Hugo vs The General Data Protection regulations (GDPR) in EU (EEA)


Very useful article about publishers that use Google products:

Also here is Google’s own Cookie Choices website updated for the GDPR with advice for website admins that use Google products.


Interesting development on the user side. Google recently made it easier to view and delete your activity on their services.


For YouTube I am considering something like this:

There is a link to the tutorial to create it on that page (which just has the examples).

Essentially, only load it when user clicks. The play icon overlay can be adapted to provide a notice as well like the duck duck go example @onedrawingperday posted, but esssentially much more simple. It can also be adapted also for the no cookie version that you have made.


@Jonathan_Griffin I am aware of this technique and tested it.

It can be adapted in two ways.

  1. Create the notice that you mentioned and if a user agrees to YouTube’s goodies then play the video directly from within a Hugo site.
  2. Turn the embed into a fancy hyperlink that plays the video directly on YouTube’s website.

I am a fan of the second option.

Let Google gather user consent on its own for its properties.

Don’t turn yourself into Google’s middleman to gain user consent for its data collection practices and potentially expose yourself to liabilities under the GDPR.


I got an email from some person today. His name was mentioned in an article on the web. He wanted that name removed. The site was powered by Hugo, so he meant that it was my responsibility to get that deleted.


Sadly, there will always be more idiots coming along. Just tell him that you will pass along his contact details to everyone you know that uses Hugo and we will all endeavour to remove his details from the interweb :wink:


This is my first time to hear about so ridiculous logic on it.


Great read - tnx @bep


Just saw the brand new BBC consent banner.

Interesting choice of words in the banner:

“We and our partners also use cookies to ensure we show you advertising that is relevant to you. If you continue without changing your settings, we’ll assume that you are happy to receive all cookies on the BBC website.”

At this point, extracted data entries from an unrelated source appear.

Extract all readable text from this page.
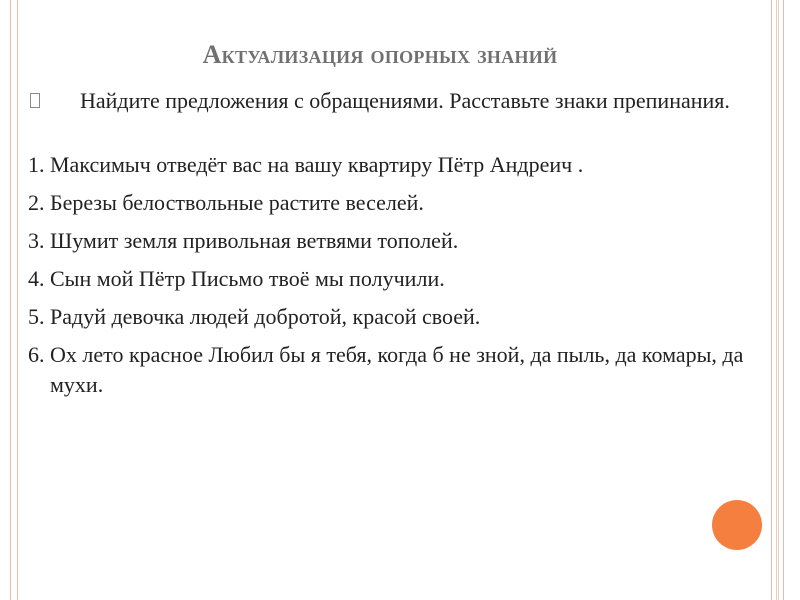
Актуализация опорных знаний
Найдите предложения с обращениями. Расставьте знаки препинания.
1. Максимыч отведёт вас на вашу квартиру Пётр Андреич .
2. Березы белоствольные растите веселей.
3. Шумит земля привольная ветвями тополей.
4. Сын мой Пётр Письмо твоё мы получили.
5. Радуй девочка людей добротой, красой своей.
6. Ох лето красное Любил бы я тебя, когда б не зной, да пыль, да комары, да мухи.
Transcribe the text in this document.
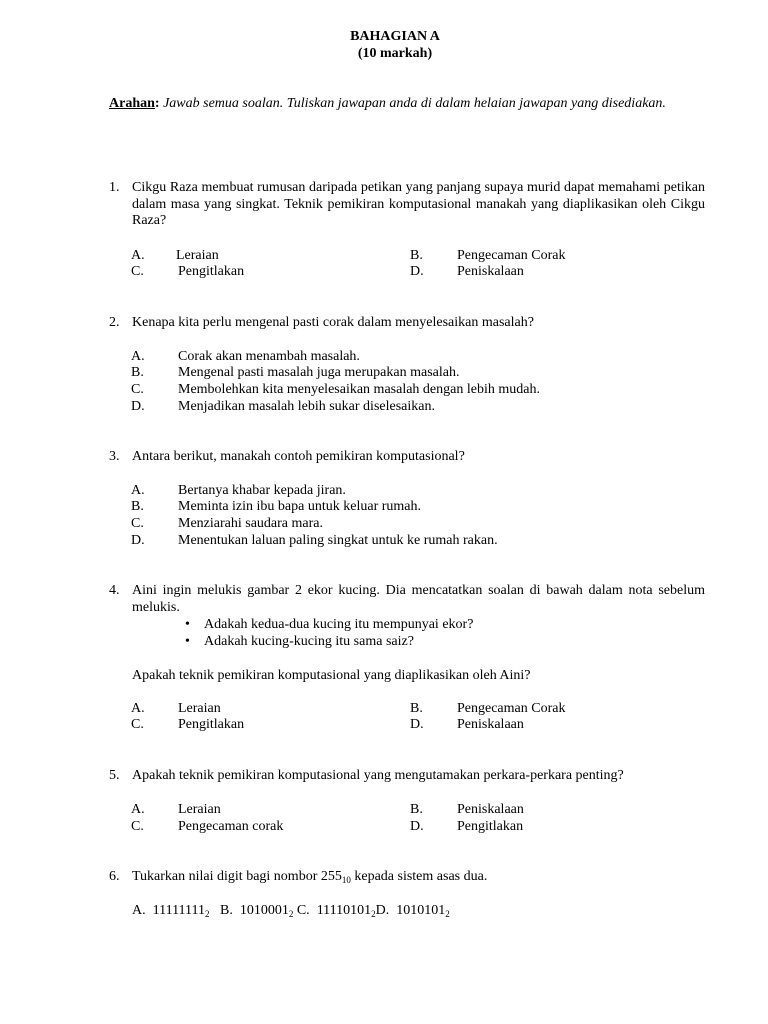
BAHAGIAN A
(10 markah)
Arahan: Jawab semua soalan. Tuliskan jawapan anda di dalam helaian jawapan yang disediakan.
1. Cikgu Raza membuat rumusan daripada petikan yang panjang supaya murid dapat memahami petikan dalam masa yang singkat. Teknik pemikiran komputasional manakah yang diaplikasikan oleh Cikgu Raza?
A. Leraian	B. Pengecaman Corak
C. Pengitlakan	D. Peniskalaan
2. Kenapa kita perlu mengenal pasti corak dalam menyelesaikan masalah?
A. Corak akan menambah masalah.
B. Mengenal pasti masalah juga merupakan masalah.
C. Membolehkan kita menyelesaikan masalah dengan lebih mudah.
D. Menjadikan masalah lebih sukar diselesaikan.
3. Antara berikut, manakah contoh pemikiran komputasional?
A. Bertanya khabar kepada jiran.
B. Meminta izin ibu bapa untuk keluar rumah.
C. Menziarahi saudara mara.
D. Menentukan laluan paling singkat untuk ke rumah rakan.
4. Aini ingin melukis gambar 2 ekor kucing. Dia mencatatkan soalan di bawah dalam nota sebelum melukis.
• Adakah kedua-dua kucing itu mempunyai ekor?
• Adakah kucing-kucing itu sama saiz?
Apakah teknik pemikiran komputasional yang diaplikasikan oleh Aini?
A. Leraian	B. Pengecaman Corak
C. Pengitlakan	D. Peniskalaan
5. Apakah teknik pemikiran komputasional yang mengutamakan perkara-perkara penting?
A. Leraian	B. Peniskalaan
C. Pengecaman corak	D. Pengitlakan
6. Tukarkan nilai digit bagi nombor $255_{10}$ kepada sistem asas dua.
A. $11111111_2$ B. $1010001_2$ C. $11110101_2D$. $1010101_2$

And then when one visits the Change Settings link lo and behold:

Everything is pre-ticked. LOL!

It’s kind of amazing how the BBC spent resources for building this mechanism presumably for the GDPR, but in reality it’s anything but compliant with the new regulation, since at least on the UK’s Information Commissioner’s Office it is stated explicitly that:

Consent requires a positive opt-in. Don’t use pre-ticked boxes or any other method of default consent.


Haha. Save that one for a rainy day then report them to the ICO :slight_smile:

As I think I said before, it is my belief that Google will also find themselves before the EU Court again with the assumptions that they’ve made in regard to GDPR.


I’m afraid Google can pretty much do what they like. If the EU lawyers get too stroppy Google can just say ‘we’ll just turn off Google search for anyone in Europe then …’ :wink:


Well, that hasn’t happened so far - they’ve been fined fairly heavily in the past and the current climate in regard to tech companies is much less favorable that in the past.

Still, we are drifting rather a long way off topic so we’d best curtail this discussion I think.


I just saw this and I just had to post it here:


Slightly more serious analysis and overview of GDPR in case anyone wants it. In particular, note the typically BBC approach of “Don’t Panic”, especially for small businesses.


That DDG disclaimer has actually been there for several years now. You probably just didn’t see it before because…cough…you had a cookie.

Speaking of which, does anyone have a GDPR cookie disclaimer pop-up blocker?


A slightly changed emphasis to this topic:

I just came across the new Hugo GDPR privacy settings and wondered whether it would be possible to have an automatically generated privacy policy document driven by the option settings.

This manually generated privacy policy page gives an idea of what I had in mind. It effectively lists the option settings and the consequences of the chosen options.


That’s a fun privacy policy! Here’s one of my favorites: Short and sweet. Problem with creating one generated by hugo is there’d need to be a generator to genererate the privacy policy generators. But some enterprising soul may make a theme component to tickle your fancy.


All the privacy settings are available to a template, but you would (currently) need to supply the “what” yourself.


Does that mean it’s more a theme framework enhancement than a Hugo enhancement?


A little of both, I would say. We have added a set of privacy settings to the core services. We should possibly consider adding (translatable) descriptions to those settings. So themes etc. can use those to simply create a policy page.